LimnoTech / HSPsquared

Hydrologic Simulation Program Python (HSPsquared)
GNU Affero General Public License v3.0
2 stars 0 forks source link

Write input data to Parquet file #23

Open aufdenkampe opened 3 years ago

aufdenkampe commented 3 years ago

We've decided to write all input data to a Parquet file, which is a high-performance binary data storage format designed for big-data and cloud-computing.

Parquet is tightly integrated with Pandas, and is designed to manage complex hierarchical, nested data structures, similar to HDF5.

Our intent is to support both HDF5 and Parquet for storage of input and output data.

ptomasula commented 3 years ago

@aufdenkampe @steveskrip @htaolimno Switching the code to support Parquet files may prove to be a larger under taking than initially expected. It seems the main method takes HDF files as an argument then subsequently opens that HDF as an HDFStore which is passed from the main method to the various sub-processes. Making the switch will require that all of those various methods are updated to use a different file format as well.

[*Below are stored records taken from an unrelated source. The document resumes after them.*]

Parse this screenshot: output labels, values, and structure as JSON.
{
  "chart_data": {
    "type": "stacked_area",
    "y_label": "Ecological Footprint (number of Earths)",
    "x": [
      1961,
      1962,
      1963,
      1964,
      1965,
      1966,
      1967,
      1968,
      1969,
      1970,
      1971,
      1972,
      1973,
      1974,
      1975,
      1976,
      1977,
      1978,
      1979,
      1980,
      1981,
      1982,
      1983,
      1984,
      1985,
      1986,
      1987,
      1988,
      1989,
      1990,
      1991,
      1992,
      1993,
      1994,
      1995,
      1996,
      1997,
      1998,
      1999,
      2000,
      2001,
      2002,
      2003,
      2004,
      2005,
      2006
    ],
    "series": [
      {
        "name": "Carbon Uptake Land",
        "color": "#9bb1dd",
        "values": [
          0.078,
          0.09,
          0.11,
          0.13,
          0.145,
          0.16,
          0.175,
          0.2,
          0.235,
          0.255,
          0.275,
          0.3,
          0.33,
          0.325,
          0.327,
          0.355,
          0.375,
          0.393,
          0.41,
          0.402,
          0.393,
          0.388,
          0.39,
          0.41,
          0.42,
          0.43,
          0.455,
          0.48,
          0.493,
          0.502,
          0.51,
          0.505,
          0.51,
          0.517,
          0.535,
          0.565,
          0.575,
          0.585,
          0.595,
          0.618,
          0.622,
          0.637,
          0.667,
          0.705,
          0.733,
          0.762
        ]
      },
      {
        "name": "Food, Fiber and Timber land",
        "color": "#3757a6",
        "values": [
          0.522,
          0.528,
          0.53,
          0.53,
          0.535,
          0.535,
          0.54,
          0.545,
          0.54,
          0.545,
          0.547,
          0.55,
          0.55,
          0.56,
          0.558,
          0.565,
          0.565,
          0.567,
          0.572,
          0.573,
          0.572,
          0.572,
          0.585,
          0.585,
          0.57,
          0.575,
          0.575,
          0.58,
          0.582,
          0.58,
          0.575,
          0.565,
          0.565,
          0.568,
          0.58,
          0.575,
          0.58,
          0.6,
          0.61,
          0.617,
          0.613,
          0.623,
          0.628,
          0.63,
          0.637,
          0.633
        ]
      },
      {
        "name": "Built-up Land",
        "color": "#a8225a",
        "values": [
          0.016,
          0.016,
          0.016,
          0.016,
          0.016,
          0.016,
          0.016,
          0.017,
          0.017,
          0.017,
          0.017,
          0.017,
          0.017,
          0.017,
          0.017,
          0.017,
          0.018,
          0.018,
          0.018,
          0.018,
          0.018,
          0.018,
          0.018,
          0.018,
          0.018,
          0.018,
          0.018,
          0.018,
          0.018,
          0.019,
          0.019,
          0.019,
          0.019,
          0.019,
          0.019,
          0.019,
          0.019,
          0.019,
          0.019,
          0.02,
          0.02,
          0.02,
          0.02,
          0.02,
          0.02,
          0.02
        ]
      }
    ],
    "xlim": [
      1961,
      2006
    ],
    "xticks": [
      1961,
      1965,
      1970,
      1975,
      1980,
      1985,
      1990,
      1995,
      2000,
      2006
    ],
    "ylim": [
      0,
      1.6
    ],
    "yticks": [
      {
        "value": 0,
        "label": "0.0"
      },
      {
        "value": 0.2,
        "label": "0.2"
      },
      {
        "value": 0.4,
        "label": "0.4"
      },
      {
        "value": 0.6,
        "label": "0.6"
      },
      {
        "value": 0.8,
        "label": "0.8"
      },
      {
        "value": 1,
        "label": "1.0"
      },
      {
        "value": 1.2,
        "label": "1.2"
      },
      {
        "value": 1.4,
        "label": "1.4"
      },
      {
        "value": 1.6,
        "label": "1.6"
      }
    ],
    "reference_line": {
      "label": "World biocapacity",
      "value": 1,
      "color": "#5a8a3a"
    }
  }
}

I'm also not super keen on having a single file format be the only one supported by the business logic. I think there's a strong argument to be made for having a pandas DataFrame be level at which the main code interfaces with the input data and we write the appropriate utilities to read other files and store them as a uniformly formatted pandas DataFrame. I'd like to think that through some more. One immediate issue that comes to mind is holding all of the input data as a single DataFrame in memory could be a problem. Maybe the solution is to write a method that can pull out just the TS necessary for the specific operation (similar to this line) but not specific to a file format. Open to other suggestions on how to best handle this.